En 2024, 22 960 enfants ont été pris en charge par les services sociaux du Nord, et 11 882 ont été placés. Ils étaient 9 514, cinq ans plus tôt. « On s’occupe de l’équivalent du nombre d’enfants de la Seine-Saint-Denis et du Pas-de-Calais… », illustre le président. Voilà des années qu’il se démène en réquisitionnant des logements de fonction non utilisés dans les collèges, par exemple. Cela lui permet de placer quelques enfants, en priorisant les fratries… « Une telle maison représente 500 000 euros de frais de fonctionnement sur un an, précise-t-il toutefois. Un enfant placé, c’est 80 000 euros, excusez-moi de parler de chiffres, mais c’est la réalité… » Voilà pourquoi il aimerait qu’on lui donne la solution : « Tout le monde dit ‘‘Il faut placer les enfants’’ ; moi, je veux bien, mais il faut en avoir les moyens… »
À une situation déjà tendue, un autre problème a grandi ces dernières années : le poids des mineurs non accompagnés (MNA), pris en charge, eux aussi, par l’ASE. Christian Poiret détaille son budget : dans son département, ils mobilisaient 20 millions d’euros il y a quatre ans, contre 33 aujourd’hui. Avec une participation de l’État à hauteur de 1,6 million d’euros. L’élu juge la situation injuste : « L’accueil des MNA relève de la politique migratoire, qui est entre les mains de l’État, et le coût de cette politique devrait lui revenir… »
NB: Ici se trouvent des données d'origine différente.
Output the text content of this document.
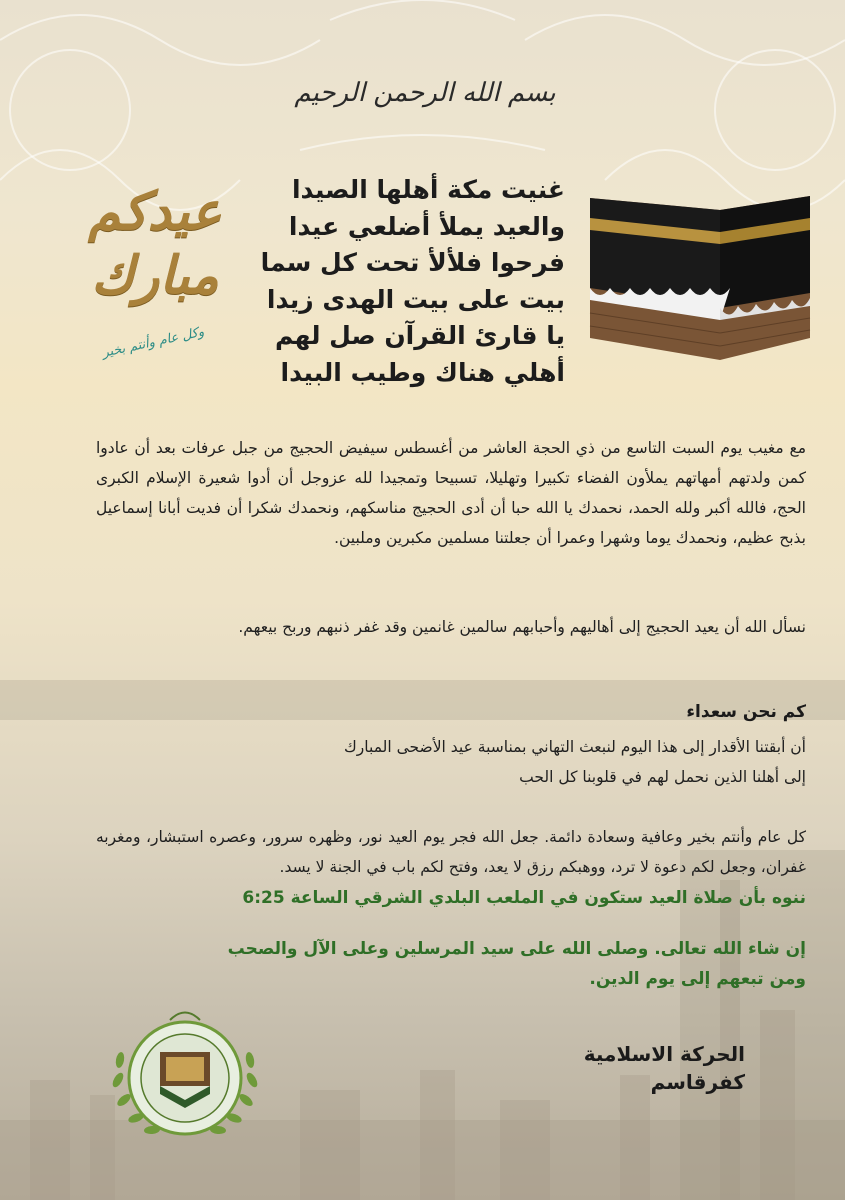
بسم الله الرحمن الرحيم
غنيت مكة أهلها الصيدا
والعيد يملأ أضلعي عيدا
فرحوا فلألأ تحت كل سما
بيت على بيت الهدى زيدا
يا قارئ القرآن صل لهم
أهلي هناك وطيب البيدا
عيدكم مبارك
وكل عام وأنتم بخير
مع مغيب يوم السبت التاسع من ذي الحجة العاشر من أغسطس سيفيض الحجيج من جبل عرفات بعد أن عادوا كمن ولدتهم أمهاتهم يملأون الفضاء تكبيرا وتهليلا، تسبيحا وتمجيدا لله عزوجل أن أدوا شعيرة الإسلام الكبرى الحج، فالله أكبر ولله الحمد، نحمدك يا الله حبا أن أدى الحجيج مناسكهم، ونحمدك شكرا أن فديت أبانا إسماعيل بذبح عظيم، ونحمدك يوما وشهرا وعمرا أن جعلتنا مسلمين مكبرين وملبين.
نسأل الله أن يعيد الحجيج إلى أهاليهم وأحبابهم سالمين غانمين وقد غفر ذنبهم وربح بيعهم.
كم نحن سعداء
أن أبقتنا الأقدار إلى هذا اليوم لنبعث التهاني بمناسبة عيد الأضحى المبارك
إلى أهلنا الذين نحمل لهم في قلوبنا كل الحب
كل عام وأنتم بخير وعافية وسعادة دائمة. جعل الله فجر يوم العيد نور، وظهره سرور، وعصره استبشار، ومغربه غفران، وجعل لكم دعوة لا ترد، ووهبكم رزق لا يعد، وفتح لكم باب في الجنة لا يسد.
ننوه بأن صلاة العيد ستكون في الملعب البلدي الشرقي الساعة 6:25
إن شاء الله تعالى. وصلى الله على سيد المرسلين وعلى الآل والصحب
ومن تبعهم إلى يوم الدين.
الحركة الاسلامية
كفرقاسم
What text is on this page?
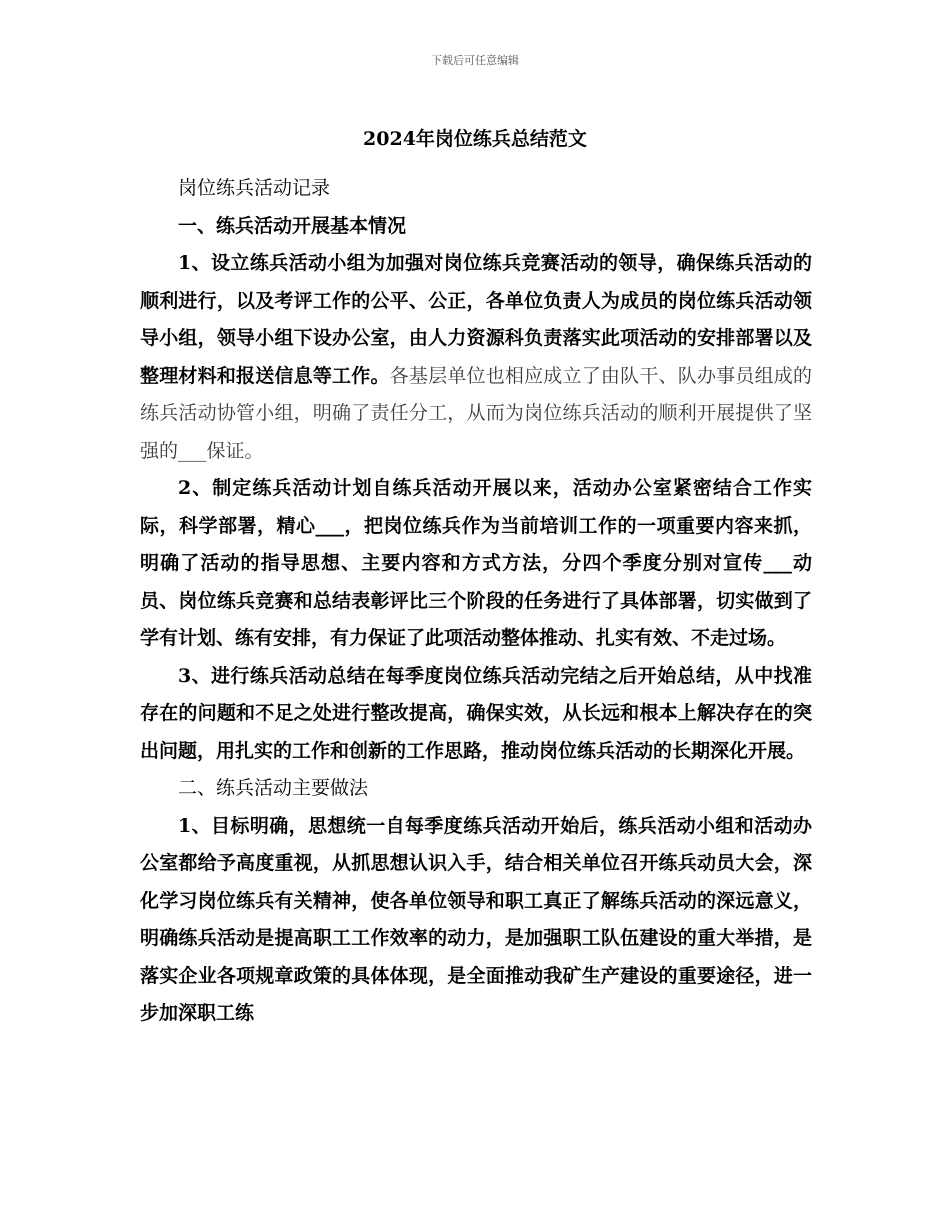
下载后可任意编辑
2024年岗位练兵总结范文

岗位练兵活动记录

一、练兵活动开展基本情况

1、设立练兵活动小组为加强对岗位练兵竞赛活动的领导，确保练兵活动的顺利进行，以及考评工作的公平、公正，各单位负责人为成员的岗位练兵活动领导小组，领导小组下设办公室，由人力资源科负责落实此项活动的安排部署以及整理材料和报送信息等工作。各基层单位也相应成立了由队干、队办事员组成的练兵活动协管小组，明确了责任分工，从而为岗位练兵活动的顺利开展提供了坚强的___保证。

2、制定练兵活动计划自练兵活动开展以来，活动办公室紧密结合工作实际，科学部署，精心___，把岗位练兵作为当前培训工作的一项重要内容来抓，明确了活动的指导思想、主要内容和方式方法，分四个季度分别对宣传___动员、岗位练兵竞赛和总结表彰评比三个阶段的任务进行了具体部署，切实做到了学有计划、练有安排，有力保证了此项活动整体推动、扎实有效、不走过场。

3、进行练兵活动总结在每季度岗位练兵活动完结之后开始总结，从中找准存在的问题和不足之处进行整改提高，确保实效，从长远和根本上解决存在的突出问题，用扎实的工作和创新的工作思路，推动岗位练兵活动的长期深化开展。

二、练兵活动主要做法

1、目标明确，思想统一自每季度练兵活动开始后，练兵活动小组和活动办公室都给予高度重视，从抓思想认识入手，结合相关单位召开练兵动员大会，深化学习岗位练兵有关精神，使各单位领导和职工真正了解练兵活动的深远意义，明确练兵活动是提高职工工作效率的动力，是加强职工队伍建设的重大举措，是落实企业各项规章政策的具体体现，是全面推动我矿生产建设的重要途径，进一步加深职工练
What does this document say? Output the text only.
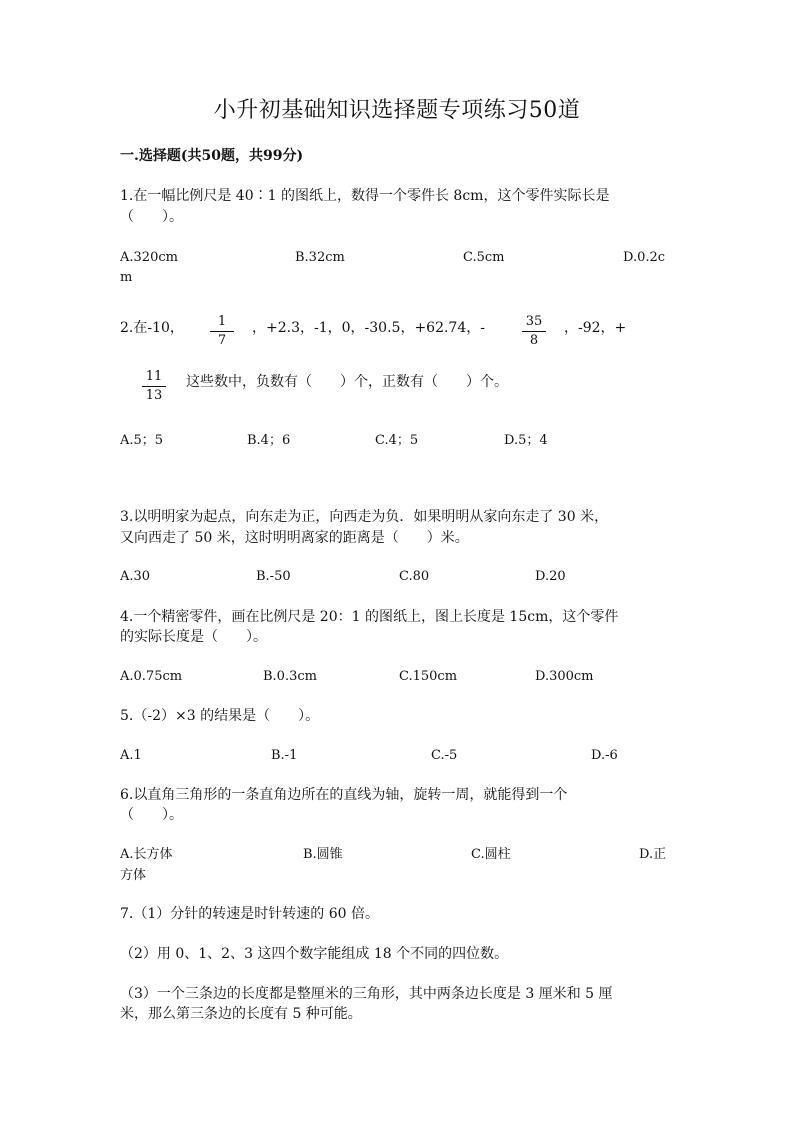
小升初基础知识选择题专项练习50道
一.选择题(共50题，共99分)
1.在一幅比例尺是 40∶1 的图纸上，数得一个零件长 8cm，这个零件实际长是
（　　）。
A.320cm	B.32cm	C.5cm	D.0.2c
m
2.在-10， $\frac{1}{7}$ ，+2.3，-1，0，-30.5，+62.74，-	$\frac{35}{8}$ ，-92，+
$\frac{11}{13}$ 这些数中，负数有（　　）个，正数有（　　）个。
A.5；5	B.4；6	C.4；5	D.5；4
3.以明明家为起点，向东走为正，向西走为负．如果明明从家向东走了 30 米，
又向西走了 50 米，这时明明离家的距离是（　　）米。
A.30	B.-50	C.80	D.20
4.一个精密零件，画在比例尺是 20：1 的图纸上，图上长度是 15cm，这个零件
的实际长度是（　　）。
A.0.75cm	B.0.3cm	C.150cm	D.300cm
5.（-2）×3 的结果是（　　）。
A.1	B.-1	C.-5	D.-6
6.以直角三角形的一条直角边所在的直线为轴，旋转一周，就能得到一个
（　　）。
A.长方体	B.圆锥	C.圆柱	D.正
方体
7.（1）分针的转速是时针转速的 60 倍。
（2）用 0、1、2、3 这四个数字能组成 18 个不同的四位数。
（3）一个三条边的长度都是整厘米的三角形，其中两条边长度是 3 厘米和 5 厘
米，那么第三条边的长度有 5 种可能。
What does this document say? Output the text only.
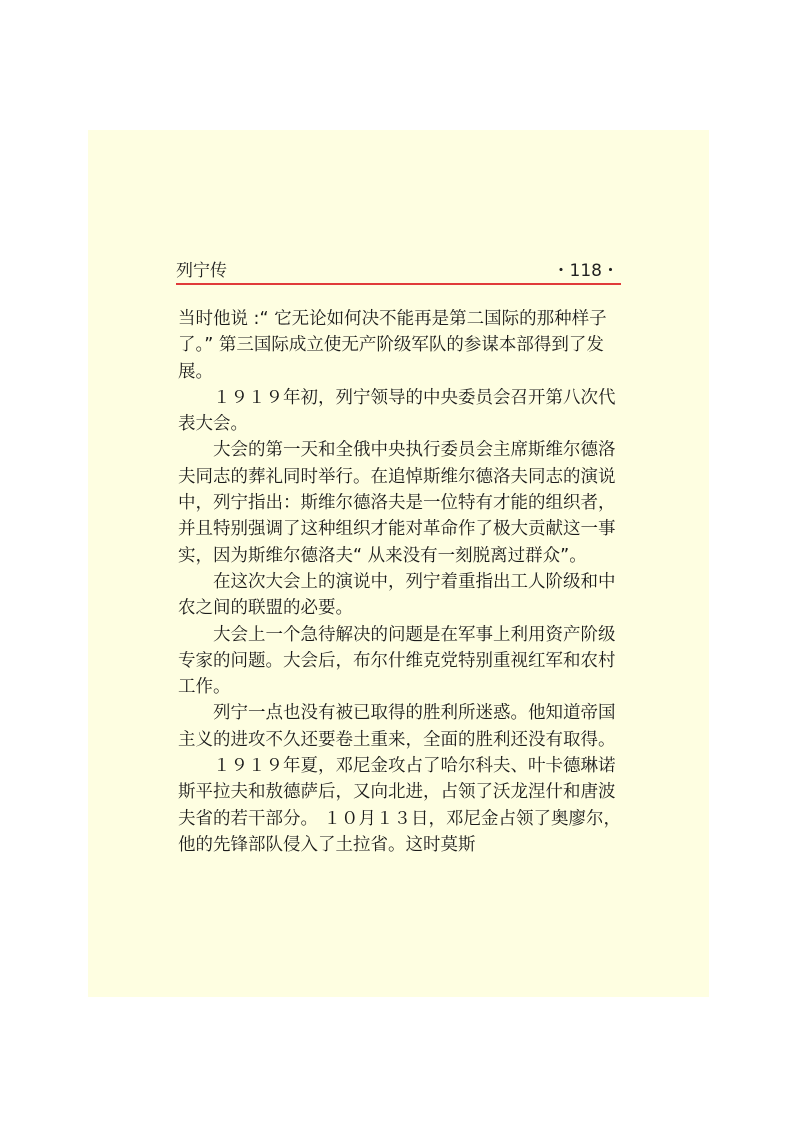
列宁传	・118・

当时他说 :“ 它无论如何决不能再是第二国际的那种样子了。” 第三国际成立使无产阶级军队的参谋本部得到了发展。

１９１９年初，列宁领导的中央委员会召开第八次代表大会。

大会的第一天和全俄中央执行委员会主席斯维尔德洛夫同志的葬礼同时举行。在追悼斯维尔德洛夫同志的演说中，列宁指出：斯维尔德洛夫是一位特有才能的组织者，并且特别强调了这种组织才能对革命作了极大贡献这一事实，因为斯维尔德洛夫“ 从来没有一刻脱离过群众”。

在这次大会上的演说中，列宁着重指出工人阶级和中农之间的联盟的必要。

大会上一个急待解决的问题是在军事上利用资产阶级专家的问题。大会后，布尔什维克党特别重视红军和农村工作。

列宁一点也没有被已取得的胜利所迷惑。他知道帝国主义的进攻不久还要卷土重来，全面的胜利还没有取得。

１９１９年夏，邓尼金攻占了哈尔科夫、叶卡德琳诺斯平拉夫和敖德萨后，又向北进，占领了沃龙涅什和唐波夫省的若干部分。 １０月１３日，邓尼金占领了奥廖尔，他的先锋部队侵入了土拉省。这时莫斯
Les Thénardier du XXIe siècle
La Convention des droits de l’enfant impose, en effet, une présomption de minorité, et oblige à accueillir comme n’importe quel mineur celui qui se déclare comme tel, jusqu’à preuve du contraire… Et la bataille de l’âge de ces « mineurs » fait rage. « Tous ceux qui sont évalués majeurs par le département passent devant le juge et sont réévalués mineurs à 80 %… Et les tests osseux, chers et pas totalement fiables, qu’ils sont libres d’accepter, sont évidemment refusés… » Christian Poiret y voit une générosité trop lourde de conséquences pour les enfants eux-mêmes. Car l’enveloppe allouée aux MNA permettrait de prendre en charge les 175 enfants du département actuellement sans solution… Et l’élu de décrire une extension sans fin des responsabilités, notamment financières, des départements : « Depuis la loi Taquet, nous devons même nous occuper des majeurs non accompagnés jusqu’à 21 ans ! » Le tout sans moyens supplémentaires, contre tout réalisme.
Ce n’est pas le seul problème budgétaire de l’ASE. Celui des familles d’accueil, dont certaines sont totalement défaillantes, se révèle particulièrement flou. Être famille d’accueil est un travail à temps plein, rémunéré au minimum au Smic, avec des congés… attirant des gens parfois mal intentionnés. « Les Thénardier existent toujours au XXIe siècle, dénonce Me Jean Sannier, avocat de victimes et de l’association Innocence en danger. L’affaire la plus emblématique est celle de Châteauroux. Elle raconte l’ouverture des vannes par l’ASE, sans aucun contrôle et sans aucune volonté de travailler sérieusement sur l’utilisation de ces fonds. » Le tout au détriment d’enfants qui se retrouvent dans des situations bien pires que celles dont on prétendait les protéger en décidant du placement.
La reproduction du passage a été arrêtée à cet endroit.